Other exceptional supporters of pasta include Rai presenter Caterina Balivo and fencing champion Aldo Montano.

Italy, with a production quantity standing at 3.2 million tonnes a year, is the leader in world pasta production, so much so that one plate of pasta out of four consumed in the world has Italian origins.

Following Italy is the United States (at 2 million tonnes), and Brazil (at 1 million tonnes).

The total production value of Italian pasta has reached 6.1 billion euros with an employment level of 30,000 workers in around 6000 companies.

In regards to exportation, Italy exports 50 per cent of its production quantity, with a value that in the last 10 years has doubled, reaching 1.8 billion euros in 2009.

In Italy the annual consumption level of pasta per capita is at around 28 kilograms (second place goes to Venezuela with 13 kilos), a value which is three times bigger than the US, Greece or France, five times bigger in respect to German and Spanish consumption and 16 times bigger than Japan, according to Coldiretti.
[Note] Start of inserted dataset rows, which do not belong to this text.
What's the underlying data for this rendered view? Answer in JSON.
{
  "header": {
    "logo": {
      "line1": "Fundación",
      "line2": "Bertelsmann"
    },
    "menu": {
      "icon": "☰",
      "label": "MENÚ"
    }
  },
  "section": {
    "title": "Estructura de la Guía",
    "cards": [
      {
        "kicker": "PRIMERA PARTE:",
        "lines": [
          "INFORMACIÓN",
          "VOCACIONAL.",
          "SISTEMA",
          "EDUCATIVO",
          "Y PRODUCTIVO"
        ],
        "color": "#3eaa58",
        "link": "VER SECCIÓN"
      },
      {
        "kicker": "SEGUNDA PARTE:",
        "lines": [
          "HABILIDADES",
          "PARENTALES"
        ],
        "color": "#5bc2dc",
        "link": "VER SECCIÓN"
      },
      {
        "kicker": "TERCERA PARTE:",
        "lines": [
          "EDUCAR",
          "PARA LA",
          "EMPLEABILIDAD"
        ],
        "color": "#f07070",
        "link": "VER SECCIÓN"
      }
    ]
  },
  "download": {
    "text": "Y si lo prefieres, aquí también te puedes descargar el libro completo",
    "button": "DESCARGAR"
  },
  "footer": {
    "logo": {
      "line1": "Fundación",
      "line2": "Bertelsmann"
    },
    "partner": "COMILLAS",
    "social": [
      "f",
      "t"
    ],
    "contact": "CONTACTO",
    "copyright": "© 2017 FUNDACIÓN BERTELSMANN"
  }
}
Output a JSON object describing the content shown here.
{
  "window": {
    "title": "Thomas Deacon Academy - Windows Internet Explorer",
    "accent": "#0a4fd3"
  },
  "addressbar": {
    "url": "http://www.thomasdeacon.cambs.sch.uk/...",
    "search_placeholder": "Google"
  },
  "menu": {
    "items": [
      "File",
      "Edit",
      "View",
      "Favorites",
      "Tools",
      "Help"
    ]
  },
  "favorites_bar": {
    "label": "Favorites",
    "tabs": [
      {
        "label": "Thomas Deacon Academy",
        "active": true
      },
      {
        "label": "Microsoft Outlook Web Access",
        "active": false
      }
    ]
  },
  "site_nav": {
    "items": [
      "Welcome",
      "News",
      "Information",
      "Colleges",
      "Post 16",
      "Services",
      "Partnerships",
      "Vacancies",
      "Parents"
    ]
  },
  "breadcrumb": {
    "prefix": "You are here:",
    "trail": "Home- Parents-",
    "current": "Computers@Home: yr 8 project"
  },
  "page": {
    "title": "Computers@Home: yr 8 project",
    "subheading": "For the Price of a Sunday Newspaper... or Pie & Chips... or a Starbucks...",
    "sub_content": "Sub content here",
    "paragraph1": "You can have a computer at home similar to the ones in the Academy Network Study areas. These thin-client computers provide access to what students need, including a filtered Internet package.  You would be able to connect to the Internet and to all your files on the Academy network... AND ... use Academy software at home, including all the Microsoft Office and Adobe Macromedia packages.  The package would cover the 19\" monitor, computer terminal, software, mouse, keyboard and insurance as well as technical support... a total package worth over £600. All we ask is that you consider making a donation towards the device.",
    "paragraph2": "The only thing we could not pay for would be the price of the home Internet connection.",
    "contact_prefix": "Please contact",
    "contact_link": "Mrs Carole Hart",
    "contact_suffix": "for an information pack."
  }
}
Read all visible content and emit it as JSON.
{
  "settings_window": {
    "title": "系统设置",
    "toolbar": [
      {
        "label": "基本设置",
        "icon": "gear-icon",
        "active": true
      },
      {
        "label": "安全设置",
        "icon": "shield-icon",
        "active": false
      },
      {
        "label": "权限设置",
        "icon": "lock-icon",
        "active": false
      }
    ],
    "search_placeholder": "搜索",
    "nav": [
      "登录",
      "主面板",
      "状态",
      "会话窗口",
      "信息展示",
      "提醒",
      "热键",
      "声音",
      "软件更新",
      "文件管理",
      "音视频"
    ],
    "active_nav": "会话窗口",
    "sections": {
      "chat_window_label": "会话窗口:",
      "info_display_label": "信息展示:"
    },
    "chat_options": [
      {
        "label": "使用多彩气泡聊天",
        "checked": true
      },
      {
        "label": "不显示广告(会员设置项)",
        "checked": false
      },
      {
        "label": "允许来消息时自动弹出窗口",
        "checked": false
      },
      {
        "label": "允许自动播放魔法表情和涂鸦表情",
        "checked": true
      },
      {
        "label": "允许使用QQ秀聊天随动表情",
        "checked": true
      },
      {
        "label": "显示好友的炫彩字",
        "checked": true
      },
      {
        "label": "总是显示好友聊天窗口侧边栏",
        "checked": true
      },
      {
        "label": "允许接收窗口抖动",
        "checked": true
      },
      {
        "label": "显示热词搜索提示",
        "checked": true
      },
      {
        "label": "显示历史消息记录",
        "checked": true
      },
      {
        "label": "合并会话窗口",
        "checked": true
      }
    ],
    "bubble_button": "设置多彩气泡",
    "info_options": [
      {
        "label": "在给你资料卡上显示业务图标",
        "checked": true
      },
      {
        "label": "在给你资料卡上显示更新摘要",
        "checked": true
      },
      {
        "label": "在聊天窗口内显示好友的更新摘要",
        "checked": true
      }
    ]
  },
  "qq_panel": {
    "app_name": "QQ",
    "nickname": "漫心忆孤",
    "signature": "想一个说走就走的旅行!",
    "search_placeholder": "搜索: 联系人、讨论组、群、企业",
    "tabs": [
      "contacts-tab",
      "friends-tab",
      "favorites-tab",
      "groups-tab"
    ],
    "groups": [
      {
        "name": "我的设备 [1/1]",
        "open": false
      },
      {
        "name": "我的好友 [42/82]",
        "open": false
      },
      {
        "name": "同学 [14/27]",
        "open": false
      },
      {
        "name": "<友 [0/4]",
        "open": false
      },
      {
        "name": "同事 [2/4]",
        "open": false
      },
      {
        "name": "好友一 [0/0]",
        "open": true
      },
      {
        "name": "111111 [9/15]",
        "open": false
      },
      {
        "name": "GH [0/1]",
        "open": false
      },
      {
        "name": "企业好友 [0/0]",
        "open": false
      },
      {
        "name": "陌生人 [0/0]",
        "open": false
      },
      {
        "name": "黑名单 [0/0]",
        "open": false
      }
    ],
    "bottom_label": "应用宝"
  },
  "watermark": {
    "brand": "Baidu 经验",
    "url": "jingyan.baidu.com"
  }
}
Also significant is the growth of pasta consumption in the US where, according to a study conducted by the National Pasta Association, 77 per cent of consumers put pasta on the menu at least once a week, while 33 per cent eat it at least three times a week.

So what?

Pasta wins again, and it shouldn’t make you gain weight, but should make you happier.

Choosing wholegrain pasta is the first step, because it allows us, without renouncing taste, to utilise carbohydrates at slow release.

We’re talking about those carbohydrates which maintain our sugar levels stable in the blood and which provide energy in a more constant manner, allowing the organism to absorb and use them slowly.

We have to be careful not to be tricked by the packet.

The packet should clearly say that the flour is wholegrain, or 100 per cent wholegrain to be absolutely sure that the pasta has been prepared exclusively with flours which have not undergone refinement.

Although some dieters might be tempted to eat a plain plate of pasta, it’s not a good idea, according to nutritionists.

It would be better to throw it in the pan with a spoonful of extra virgin olive oil, garlic, which helps the body to combat fat deposits, and chilli, which increases metabolism.

To avoid abdominal swelling and spikes in glycaemia (the presence of glucose in the blood), we should drain the pasta while it is still al dente and rinse it under cold water.

Cooking pasta too long tends to raise the GI and to render starches in the pasta more digestible.

So now it’s time to turn to vegetables, great friends that they are of pasta.

Consuming raw vegetables before eating spaghetti or a beautiful plate of short pasta, whether a simple plate of crudités in extra virgin olive oil, or a portion of cooked vegetables, stir-fried or grilled (but not boiled), creates a type of parachute for the absorption of sugars, thereby blocking any climb in glycaemia.  

Finally, we must debunk a myth: it is not true that we must absolutely avoid pasta in the evening.

Pasta for dinner is a good thing, say nutritionists; it’s relaxing and helps one lost weight.

It favours synthesis of serotonin and melatonin, resulting in an increased absorption of tryptophan.

Tryptophan relaxes us and helps us sleep; if we relax, stress hormones are decreased, including cortisol, which is guilty of contributing to an increase in weight.

Besides which, diets which completely eliminate carbohydrates so as to drop kilos quickly have been discarded by some scientific studies.

Research by Brigham and the Women’s Hospital of Boston has recently rejected this nutritional regime, sustaining that to eat rice, spaghetti and bread in moderation is the best way toward a long and healthy life.

Researchers analysed a field of more than 15,400 people, calculating the risk of atherosclerosis.

Those who had followed a diet with a low quantity of carbohydrates, at less than 40 per cent of their total energy, alongside those who followed a diet with a too high amount of carbohydrates (over 70 per cent of their total energy) indicated an increase in mortality risk, while the lowest risk level was associated with a moderate consumption of carbohydrates, sitting between 50 per cent and 55 per cent of their energy intake levels.